だが、今のラプトにはソード以上に胸が沸き立つ相手がいる。
ラプトはキッドの横に毅然と立つミュウへと視線を向けた。
(ミュウ、変わらずいい目をしているな。その闘志にも陰りはない。俺と戦って絶望せずにいまだこれだけの熱さを保っていてくれるとは、あの戦士もそうだが、嬉しくてたまらんな)

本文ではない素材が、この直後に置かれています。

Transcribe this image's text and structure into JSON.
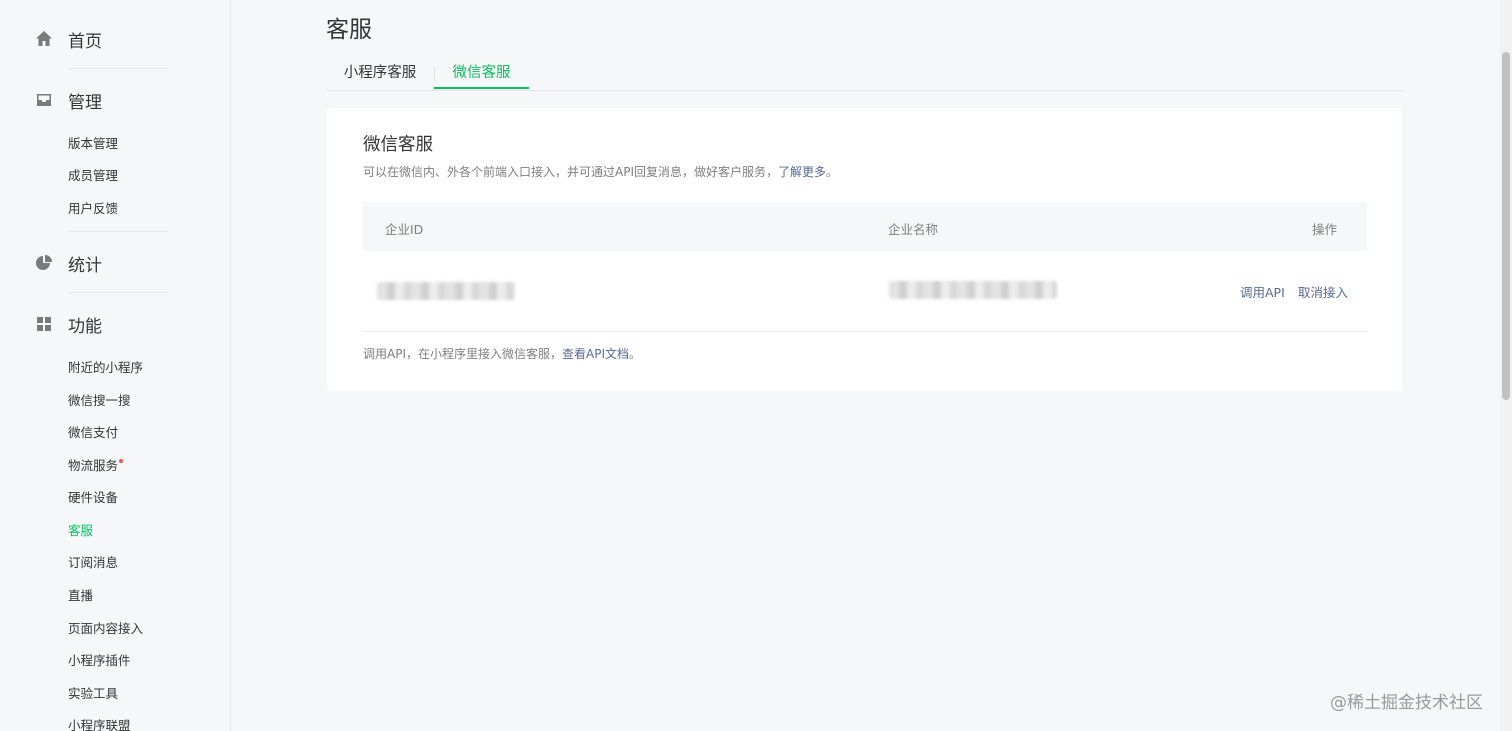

ミュウの強さが、ラプトにかかった竜王の魔法防御の加護と、ミュウの体を覆った竜王の霊子との反応によるものだということは、ラプトも感じている。互いの竜王の力をなしにして戦えば、ミュウがラプトを相手にあそこまで競るようなことはないのかもしれない。だが、竜王の力はもう二人とは切り離せない。それはもう互いの力の一つと言えた。そうであれば、対ラプト戦に特化したミュウの強さもまた、ミュウ自身の力と言える。そのことをラプトが誰よりも理解していた。
(そもそも竜王の霊子を得ているのはミュウが竜王の試しを突破した証。それに、もともとの実力がなければ、たとえ竜王の影響があったとしても俺の相手になるようなことはない。たいした女だ、ミュウ。我が好敵手といったところか。……ただ、惜しむらくは、このままいくと今回この者達と戦う機会がないことか)
ラプトから向けられる鋭い視線を感じ、ミュウもまた睨み返す。
(ラプト……私が敗北感と無力感を味わわされた相手。キッドの読み通り、降伏に関する交渉だったら今はラプトとまだ戦うことにはならない。……でも、この男は戦いのあるところにきっと現れる。今戦うことにならずとも、いつかきっとまた私達の前に立ちはだかるはず……。その時は、キッドのために私が必ず勝ってみせる!)
ミュウとラプトが視線を戦わせるのを、ルージュの横でカオスは見ていた。
(これから交渉だってのに、旦那はバチバチかぁ。相変わらずだねぇ。俺はこの状況でそこまで闘争心なんて出せないってのに)
ラプトとミュウに半分感心し、半分呆れながらカオスは、キッドの方を見ているルイセへと視線を向けた。
(この姉さん、相変わらず綺麗な顔をしてるねぇ。さっきから表情一つ変えないところがまた良い。どうやら俺との戦いで負った傷もすでに癒えてるみたいだな。女性を傷付けるのは俺も好きじゃないから、まぁ一安心といったところか)
自分を見るカオスの熱い視線に気付いたルイセがカオスの方へと目を向けたことにより、二つの目が合う。
(うわぁ、俺のことなんて意にも介してないような冷たい視線。容姿には自信があるんだが、こんな視線を向けてくるのはこの姉さんくらいだぜ。滅多に経験しない視線にゾクゾクしそうだ。……しかし、ここの軍は実力者の女性がそろいもそろって美人ときてる。こんなことってあるか? このまま紺の王国に降って、この美人さん達と一緒に戦うのも悪くないかもしれないなぁ)
カオスがそんな浮ついたことを考えている一方で、視線を合わせるルイセはまるで違うことを考えていた。
(前回はこの男のせいでキッド君の期待に応えそこねました。傷は癒えたとはいえ、私の心の残ったこの屈辱感が消えることはありません。次こそは必ず仕留めてみせます)
ルイセの瞳の中には、ライバル視する感情でもなく、好意でもなく、むしろ冷たい殺意が宿っていた。
八者八様、それぞれの思惑を秘めながら、一行は紺の王国軍野営地の中心にある天幕へと向かった。